A pregnant silence followed to his words. However could be heard the shattering noise of something cracking.

"It isn't possible" Jean rebuked, annoyed and evasive. Breathing was suddenly very hard. "I'm alive. Don't you see? Because if the link broke like that, I should be de-a-d"

Her voice suddenly died away, reduced to a whispering. And she was reminded of the thing that she had been conveniently forgetting all along, the thing she had felt when the waters rushed around of her. The lake clutched her in its grip, and she blacked out instantly, losing any awareness of her body and the physical world, hacked off the sensations her senses should recollect and the minds her brain should perceive. That time when her body went numb and her mind blinked off, -maybe a split-second, maybe millions of years- the only single thing she had felt was the exact same stuff she had felt when Annie died.

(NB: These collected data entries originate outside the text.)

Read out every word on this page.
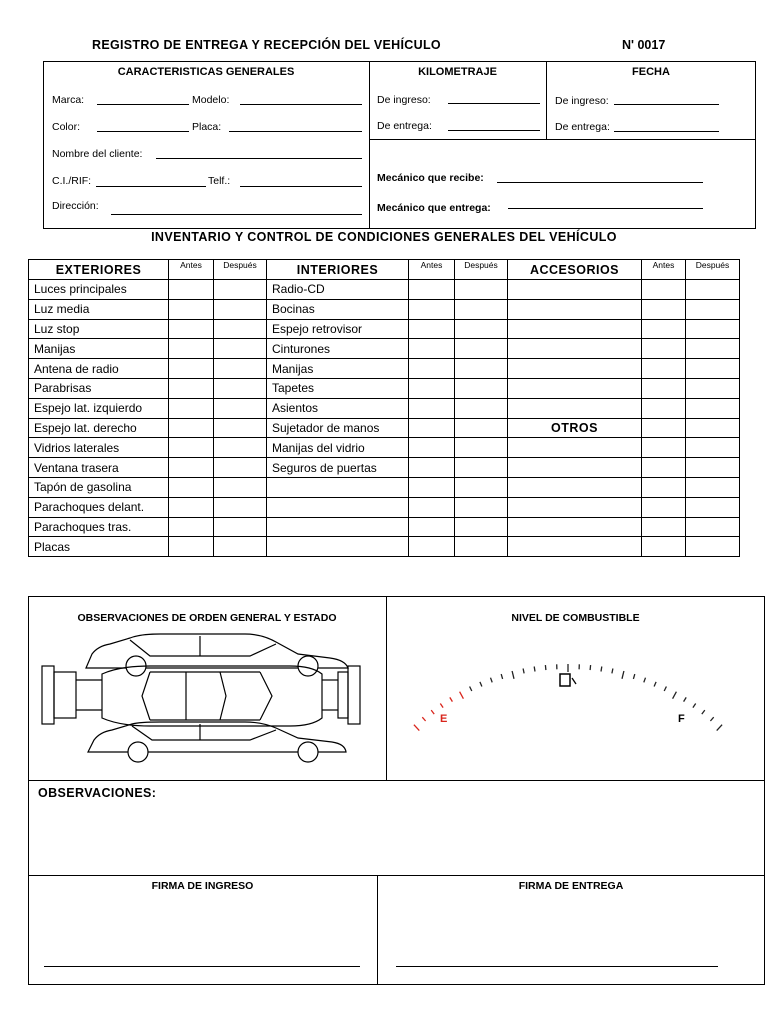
REGISTRO DE ENTREGA Y RECEPCIÓN DEL VEHÍCULO	N' 0017
CARACTERISTICAS GENERALES
Marca:	Modelo:
Color:	Placa:
Nombre del cliente:
C.I./RIF:	Telf.:
Dirección:
KILOMETRAJE
De ingreso:
De entrega:
FECHA
De ingreso:
De entrega:
Mecánico que recibe:
Mecánico que entrega:
INVENTARIO Y CONTROL DE CONDICIONES GENERALES DEL VEHÍCULO
EXTERIORES	Antes	Después	INTERIORES	Antes	Después	ACCESORIOS	Antes	Después
Luces principales			Radio-CD					
Luz media			Bocinas					
Luz stop			Espejo retrovisor					
Manijas			Cinturones					
Antena de radio			Manijas					
Parabrisas			Tapetes					
Espejo lat. izquierdo			Asientos					
Espejo lat. derecho			Sujetador de manos			OTROS		
Vidrios laterales			Manijas del vidrio					
Ventana trasera			Seguros de puertas					
Tapón de gasolina								
Parachoques delant.								
Parachoques tras.								
Placas								
OBSERVACIONES DE ORDEN GENERAL Y ESTADO	NIVEL DE COMBUSTIBLE
E	F
OBSERVACIONES:
FIRMA DE INGRESO	FIRMA DE ENTREGA
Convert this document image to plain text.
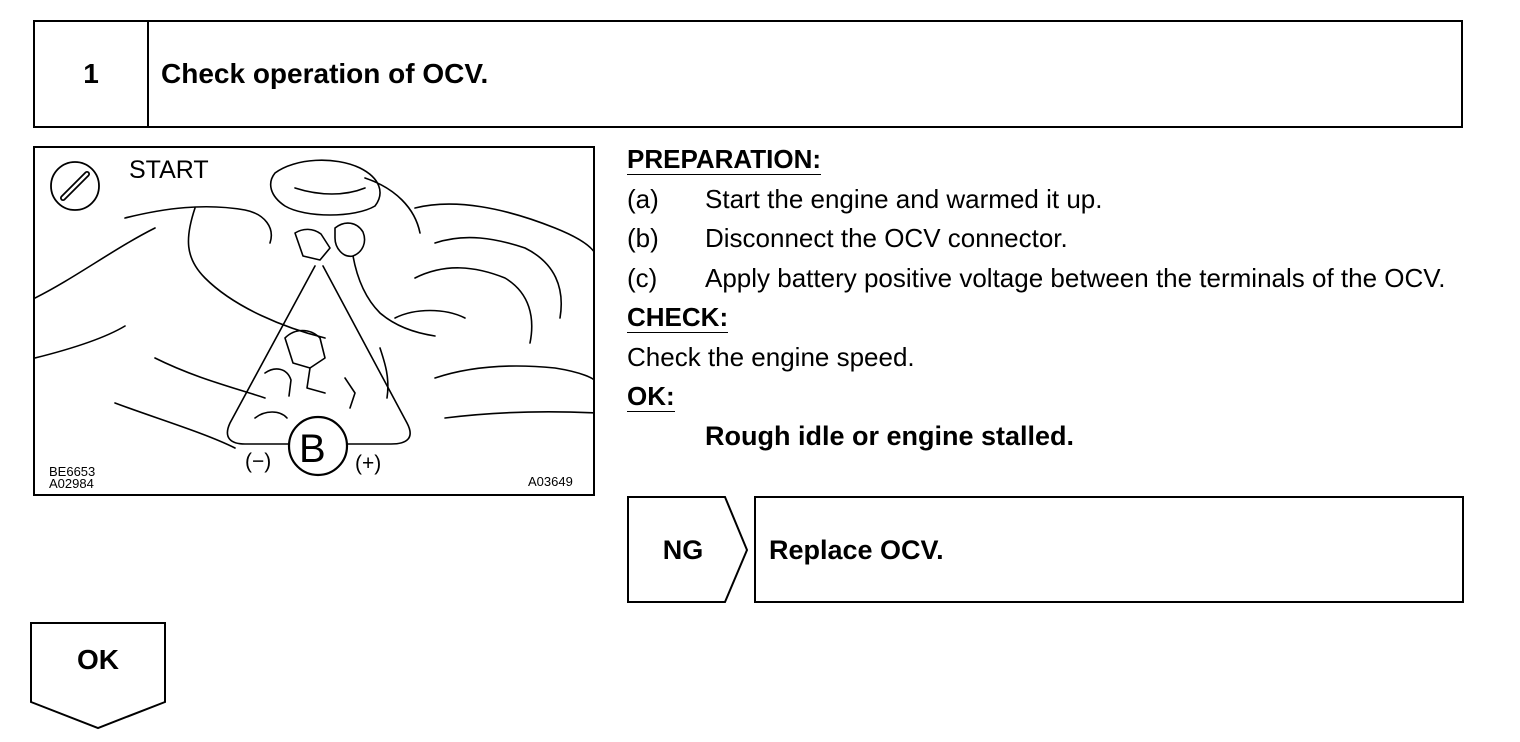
1	Check operation of OCV.
START
B
(−)	(+)
BE6653
A02984	A03649
PREPARATION:
(a)	Start the engine and warmed it up.
(b)	Disconnect the OCV connector.
(c)	Apply battery positive voltage between the terminals of the OCV.
CHECK:
Check the engine speed.
OK:
Rough idle or engine stalled.
NG	Replace OCV.
OK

The same awful and unstoppable sensation of her life flickering off slowly, snuffed out as a candlelight with a blow. Except this time wasn't second-hand knowledge, and she was feeling it right in her mind, directly, instead the suffering of other person poured in her. And she had reached the same limbo, the frontier dividing the life and the afterlife she visited with Annie, but this time she felt to Scott calling when she was descending to wherever. And it was enough to pull her out.

She was startled was out of her reverie and stared fixedly at Scott. Her fiancé was gawking at her with an amazed and perplexed look and a gaping mouth. The link ought to have leaked out, and he knew. Oh God, he knew.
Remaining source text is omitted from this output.